The nice thing about being infertile outside the U.S. is that medical treatment is cheap. The monthly fertility treatments cost one-fifth of the cost back home. After many failed months, my doctor, the devout Catholic, mother of twins, asked me if I was praying about this. The question seemed misplaced, out of context. She had always been pleasant but kept a professional distance and managed to oversee fertility treatments without getting too personal. I now wondered if she assumed my failure to conceive was because I wasn't knocking on heaven's door often or loud enough. That this was her version of Ce n'est pas bon. Yes, in addition to the temperature readings, the counting of days, the scheduling of shots, I was also praying, every day. I was doing everything right.

In hindsight, perhaps her question was less judgment of my spiritual handling of the matter and more her roundabout way of suggesting that it was time to stop. That I should pray about the pursuit, that there was nothing more she could do. Maybe the question was compassionate.

Recently, 20 years and two adopted children after our move to Gabon, I searched through our bookshelves and plastic storage crates until I found a journal that I had kept during this time. I pored through it for details, clues to what I was feeling and thinking. Within its pages, I am maddeningly opaque. There are tedious notes on my personal study of Jeremiah, a prophet in the Old Testament known as the weeping prophet, but nothing of my growing frustration and weariness. The journal ends with study notes from the New Testament book of Philippians, which Saint Paul wrote from prison.

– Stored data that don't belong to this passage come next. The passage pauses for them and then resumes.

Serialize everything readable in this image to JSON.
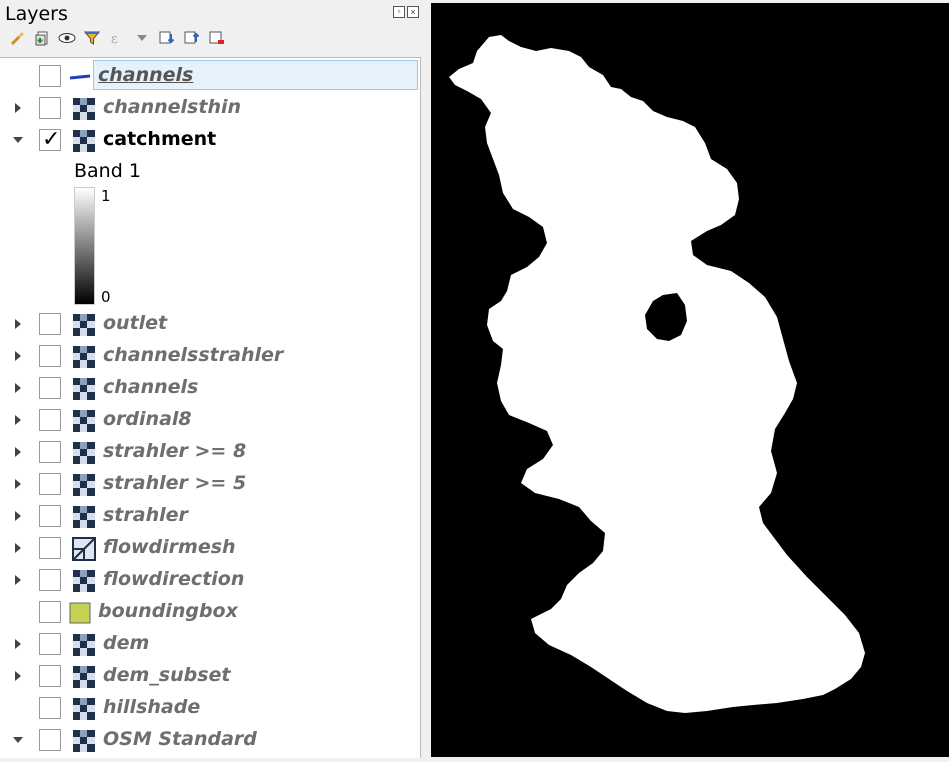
{
  "panel": {
    "title": "Layers",
    "float_glyph": "▫",
    "close_glyph": "×"
  },
  "toolbar": {
    "buttons": [
      {
        "name": "style-manager-icon"
      },
      {
        "name": "add-group-icon"
      },
      {
        "name": "manage-visibility-icon"
      },
      {
        "name": "filter-legend-icon"
      },
      {
        "name": "filter-expression-icon"
      },
      {
        "name": "filter-dropdown-icon"
      },
      {
        "name": "expand-all-icon"
      },
      {
        "name": "collapse-all-icon"
      },
      {
        "name": "remove-layer-icon"
      }
    ]
  },
  "layers": [
    {
      "label": "channels",
      "checked": false,
      "icon": "line-icon",
      "expand": "none",
      "selected": true
    },
    {
      "label": "channelsthin",
      "checked": false,
      "icon": "raster-icon",
      "expand": "collapsed"
    },
    {
      "label": "catchment",
      "checked": true,
      "icon": "raster-icon",
      "expand": "expanded",
      "active": true
    },
    {
      "label": "outlet",
      "checked": false,
      "icon": "raster-icon",
      "expand": "collapsed"
    },
    {
      "label": "channelsstrahler",
      "checked": false,
      "icon": "raster-icon",
      "expand": "collapsed"
    },
    {
      "label": "channels",
      "checked": false,
      "icon": "raster-icon",
      "expand": "collapsed"
    },
    {
      "label": "ordinal8",
      "checked": false,
      "icon": "raster-icon",
      "expand": "collapsed"
    },
    {
      "label": "strahler >= 8",
      "checked": false,
      "icon": "raster-icon",
      "expand": "collapsed"
    },
    {
      "label": "strahler >= 5",
      "checked": false,
      "icon": "raster-icon",
      "expand": "collapsed"
    },
    {
      "label": "strahler",
      "checked": false,
      "icon": "raster-icon",
      "expand": "collapsed"
    },
    {
      "label": "flowdirmesh",
      "checked": false,
      "icon": "mesh-icon",
      "expand": "collapsed"
    },
    {
      "label": "flowdirection",
      "checked": false,
      "icon": "raster-icon",
      "expand": "collapsed"
    },
    {
      "label": "boundingbox",
      "checked": false,
      "icon": "polygon-icon",
      "expand": "none"
    },
    {
      "label": "dem",
      "checked": false,
      "icon": "raster-icon",
      "expand": "collapsed"
    },
    {
      "label": "dem_subset",
      "checked": false,
      "icon": "raster-icon",
      "expand": "collapsed"
    },
    {
      "label": "hillshade",
      "checked": false,
      "icon": "raster-icon",
      "expand": "none"
    },
    {
      "label": "OSM Standard",
      "checked": false,
      "icon": "raster-icon",
      "expand": "expanded"
    }
  ],
  "legend": {
    "band_label": "Band 1",
    "max": "1",
    "min": "0"
  },
  "colors": {
    "selection_bg": "#e6f2fb",
    "line_symbol": "#1f3fbf",
    "polygon_symbol": "#c4d254",
    "map_background": "#000000",
    "catchment_fill": "#ffffff"
  }
}
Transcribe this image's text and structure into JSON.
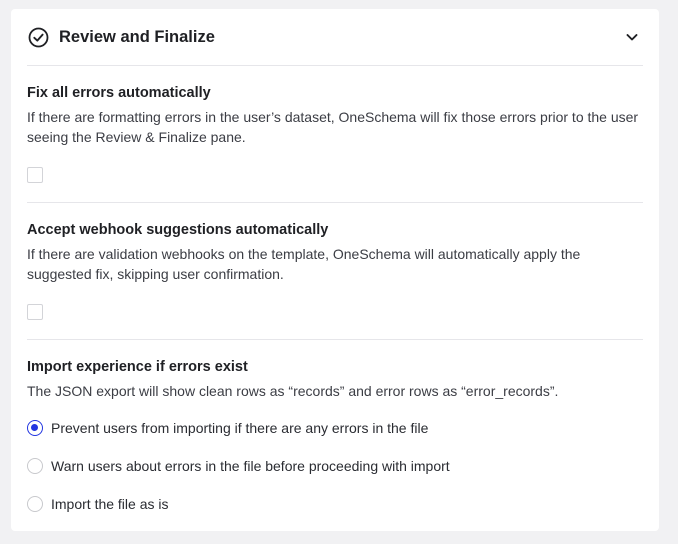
{
  "header": {
    "title": "Review and Finalize"
  },
  "sections": [
    {
      "title": "Fix all errors automatically",
      "description": "If there are formatting errors in the user’s dataset, OneSchema will fix those errors prior to the user seeing the Review & Finalize pane.",
      "checked": false
    },
    {
      "title": "Accept webhook suggestions automatically",
      "description": "If there are validation webhooks on the template, OneSchema will automatically apply the suggested fix, skipping user confirmation.",
      "checked": false
    },
    {
      "title": "Import experience if errors exist",
      "description": "The JSON export will show clean rows as “records” and error rows as “error_records”.",
      "options": [
        {
          "label": "Prevent users from importing if there are any errors in the file",
          "selected": true
        },
        {
          "label": "Warn users about errors in the file before proceeding with import",
          "selected": false
        },
        {
          "label": "Import the file as is",
          "selected": false
        }
      ]
    }
  ],
  "colors": {
    "accent": "#2336e0",
    "background": "#f1f1f3",
    "card": "#ffffff",
    "divider": "#e6e6ea"
  },
  "icons": {
    "header": "check-circle-icon",
    "collapse": "chevron-down-icon"
  }
}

One page catches my eye. Towards the end of the journal, three words are oddly spaced out. The word "baby' is written in the upper left corner, to the left of "vacation' and above "housing." The word floats on the page—unattainable. I can tell it took effort to write it down. It appears nowhere else in this yearlong record, our third, next-to-last year of trying to conceive.

The painful part of infertility wasn't knowing that my Gabonese friends not only felt sorry for me, but that they believed I was cursed. It didn't bother me if people assumed I had picked up an STD in my youth. I wasn't afraid that Scott would divorce me or find another mother for his children.

It was the necessity of maintaining some measure of hope as long as we were actively "trying." I needed hope in order to reach for the thermometer each morning, to lie still while I took my temperature and added it to the hundreds of days that came before. I needed hope to keep track of cycles that I never paid much attention to before, to schedule doctor's appointments in French, to show up day after day for ultrasounds, and shots, and sympathetic looks from the nurses who spent most of their days caring for pregnant women. We were either actively "trying," or not. It was emotionally and spiritually exhausting.

At the end of year three, we made a line in the sand and decided when the trying would stop. We stopped at the end of year four. My uterus was going to stay empty, as useless as Denise's buried or burned uterus in Bongolo. There was no miraculous opening of my womb, no lifting of a curse, no healing of disease.

I don't remember throwing away those notebooks with daily temperature readings. I'm sentimental and usually save important things, but one day, I must have decided that they weren't important. But those plastic trunks where I found my journal also contain my children's artwork and outgrown plastic toys. The children would come later, in another way, and they would one day run in the African sand.